Neoadjuvant breast cancer trials are important for speeding up the introduction of new treatments for patients with early breast cancer and for the highly productive translational research which they facilitate. Meta-analysis of trial data shows clear correlation between pathological response at surgery after neoadjuvant chemotherapy and longer-term outcomes at an individual patient level. However, this does not appear to be present on individual trial level analysis, when correlating improved outcome for the investigational arm for the primary endpoint (pathological response) with longer-term outcomes.The correlation between pathological response and longer-term outcomes in trials is dependent on many factors. These include definitions of pathological response, both complete and partial; assessment methods for pathological response at surgery; subtype and prognosis of breast cancer at diagnosis; number of patients recruited; adjuvant treatments; the mechanism of action of the investigational drug; the length of follow-up at the time of reporting; the definitions used in longer-term outcomes analysis; clonal heterogeneity; and new adaptive trial designs with additional neo/adjuvant treatments.
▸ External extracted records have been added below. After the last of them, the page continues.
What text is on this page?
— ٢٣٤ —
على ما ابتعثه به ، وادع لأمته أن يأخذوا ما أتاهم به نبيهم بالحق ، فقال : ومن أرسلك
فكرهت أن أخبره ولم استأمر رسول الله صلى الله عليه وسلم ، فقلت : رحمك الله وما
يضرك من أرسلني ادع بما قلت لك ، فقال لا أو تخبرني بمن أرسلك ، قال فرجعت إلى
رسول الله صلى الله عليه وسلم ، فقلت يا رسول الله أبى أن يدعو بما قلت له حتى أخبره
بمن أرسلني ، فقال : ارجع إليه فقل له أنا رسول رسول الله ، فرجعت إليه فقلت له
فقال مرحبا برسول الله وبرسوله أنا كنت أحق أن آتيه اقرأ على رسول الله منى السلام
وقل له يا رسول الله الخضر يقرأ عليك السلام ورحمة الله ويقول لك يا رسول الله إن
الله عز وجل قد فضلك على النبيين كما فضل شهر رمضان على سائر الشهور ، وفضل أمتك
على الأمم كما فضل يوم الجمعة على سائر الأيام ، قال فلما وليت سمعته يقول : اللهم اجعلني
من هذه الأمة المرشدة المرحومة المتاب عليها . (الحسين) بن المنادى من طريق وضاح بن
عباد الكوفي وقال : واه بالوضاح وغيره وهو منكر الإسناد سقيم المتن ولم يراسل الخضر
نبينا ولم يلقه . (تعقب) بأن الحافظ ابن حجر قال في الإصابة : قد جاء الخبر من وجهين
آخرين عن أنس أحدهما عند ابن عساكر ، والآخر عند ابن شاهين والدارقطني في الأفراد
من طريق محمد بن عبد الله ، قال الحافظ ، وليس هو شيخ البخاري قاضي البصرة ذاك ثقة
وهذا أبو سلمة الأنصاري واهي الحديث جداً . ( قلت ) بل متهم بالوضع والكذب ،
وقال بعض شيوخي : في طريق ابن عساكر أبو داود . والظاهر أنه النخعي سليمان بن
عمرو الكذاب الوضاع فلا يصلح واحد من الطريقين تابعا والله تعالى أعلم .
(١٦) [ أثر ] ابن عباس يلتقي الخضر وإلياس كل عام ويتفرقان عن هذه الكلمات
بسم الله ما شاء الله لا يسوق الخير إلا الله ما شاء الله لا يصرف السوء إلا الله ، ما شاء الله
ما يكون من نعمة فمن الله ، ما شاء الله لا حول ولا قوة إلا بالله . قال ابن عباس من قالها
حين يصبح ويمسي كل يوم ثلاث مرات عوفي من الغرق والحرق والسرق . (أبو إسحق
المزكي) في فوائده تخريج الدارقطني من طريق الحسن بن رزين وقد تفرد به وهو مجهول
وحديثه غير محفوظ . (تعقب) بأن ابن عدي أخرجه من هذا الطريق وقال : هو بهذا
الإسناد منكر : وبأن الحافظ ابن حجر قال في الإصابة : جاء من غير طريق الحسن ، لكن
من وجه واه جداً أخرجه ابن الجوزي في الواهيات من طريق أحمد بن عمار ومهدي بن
Future developments of neoadjuvant breast cancer trials are discussed. With so many factors influencing the correlation of longer-term outcomes for trial-level data, we conclude that the main focus of neoadjuvant trials should remain the primary endpoint of pathological response. Neoadjuvant breast cancer trials are very important investigational studies that will continue to increase our understanding of the disease and offer the potential of more rapid introduction of new treatments for women with high-risk early breast cancer. In the future, we are likely to see both novel trial designs adopted in the neoadjuvant context and modifications of neo/adjuvant treatments for pathological non-responders within clinical trials. Both of these have the intention of improving longer-term outcomes for patients who do not have a good pathological response to first-line neoadjuvant treatment. If successful, these developments are likely to reduce further any positive correlation between pathological response and longer-term outcomes.